If there was an ounce of honesty in the political arena, which there isn’t, they would tell us to dig in, plant Victory Gardens, relocate as many facets of production (craft, farmhouse, and manufacturing) as possible, and virtualize everything. the rest. Hartmann does not convey this message either.

But it is not that his ideas are, per se, bad. Hartmann is a serial entrepreneur and progressive author and radio host. He has created businesses, he has put people to work, he has created value where there was none. He would like to see an America like the one that grew up after World War II, made in America by Americans for Americans. He wants to reverse “the ‘free trade/flat earth’ idiocy” of the last 40 years. What Hartmann does not say is that globalization is already a dinosaur. The 7,000-mile WalMart pipeline and the 3,000-mile salad are artifacts of an era that is fast passing.

It is worth taking the steps that Hartmann suggests. But even if they are implemented, there is no snowballing chance in Hades of his success in restoring the American Dream. I suspect Hartmann agrees.

The nation needs to be saved from corporate oligarchs…absolutely. We need to educate ourselves and reward initiative and get basic healthcare for all and abolish corporate personhood (see Hartmann’s excellent book, unequal protection). But we can’t count on the federal government for any of that. For better or worse, that bloated and nosy bureaucracy of the Washington welfare state is another artifact of the positive side of Hubbert’s Peak, where we could always do more of everything because we had the energetic capacity to do so.

No more. We have to do it ourselves.

Do you want to take jobs home? Stop buying anything made outside of the United States. Period. Shop locally; do it yourself, or do without it. If you must have an item that is only made abroad, buy a used one so the money stays here. Stop exporting your dollars.

Do you want a healthier society? Stop eating junk and do some physical work. The vast majority of medical problems are related to diet and lifestyle, and the very companies that make you sick benefit from treating the disease.

Want to level the playing field with corporations?
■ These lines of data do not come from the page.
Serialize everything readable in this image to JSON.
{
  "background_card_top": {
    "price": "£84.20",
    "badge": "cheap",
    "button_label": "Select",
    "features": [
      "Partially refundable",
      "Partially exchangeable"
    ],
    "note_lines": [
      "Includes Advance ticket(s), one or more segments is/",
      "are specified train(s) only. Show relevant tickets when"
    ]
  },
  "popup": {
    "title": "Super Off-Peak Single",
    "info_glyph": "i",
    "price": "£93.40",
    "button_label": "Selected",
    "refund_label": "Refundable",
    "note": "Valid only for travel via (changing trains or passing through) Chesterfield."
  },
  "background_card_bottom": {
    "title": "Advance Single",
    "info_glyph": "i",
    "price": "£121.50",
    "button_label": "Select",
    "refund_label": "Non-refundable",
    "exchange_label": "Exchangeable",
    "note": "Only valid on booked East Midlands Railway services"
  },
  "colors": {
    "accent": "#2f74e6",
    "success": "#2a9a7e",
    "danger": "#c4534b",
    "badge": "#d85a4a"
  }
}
Work to amend the Constitution, as Hartmann suggests, and nullify at the state level all unconstitutional acts of the federal government…there is now a fertile field.

Fortunately, we still have the US Constitution, written during and for a time of small, self-sufficient communities and individuals deeply suspicious of selfish power, whether in the form of the state or the corporation. The Constitution empowers us to take back control of our lives and remain a nation, strong where it counts.

Hartmann wants to do good things, but they won’t take us anywhere near where he thinks they will; and he wants to do them on a scale that is more part of the problem than part of the solution; And I don’t think he trusts the language and vision of the Constitution, or the power of an awakened citizenry, to see us through the dark forest we’re headed for. Too.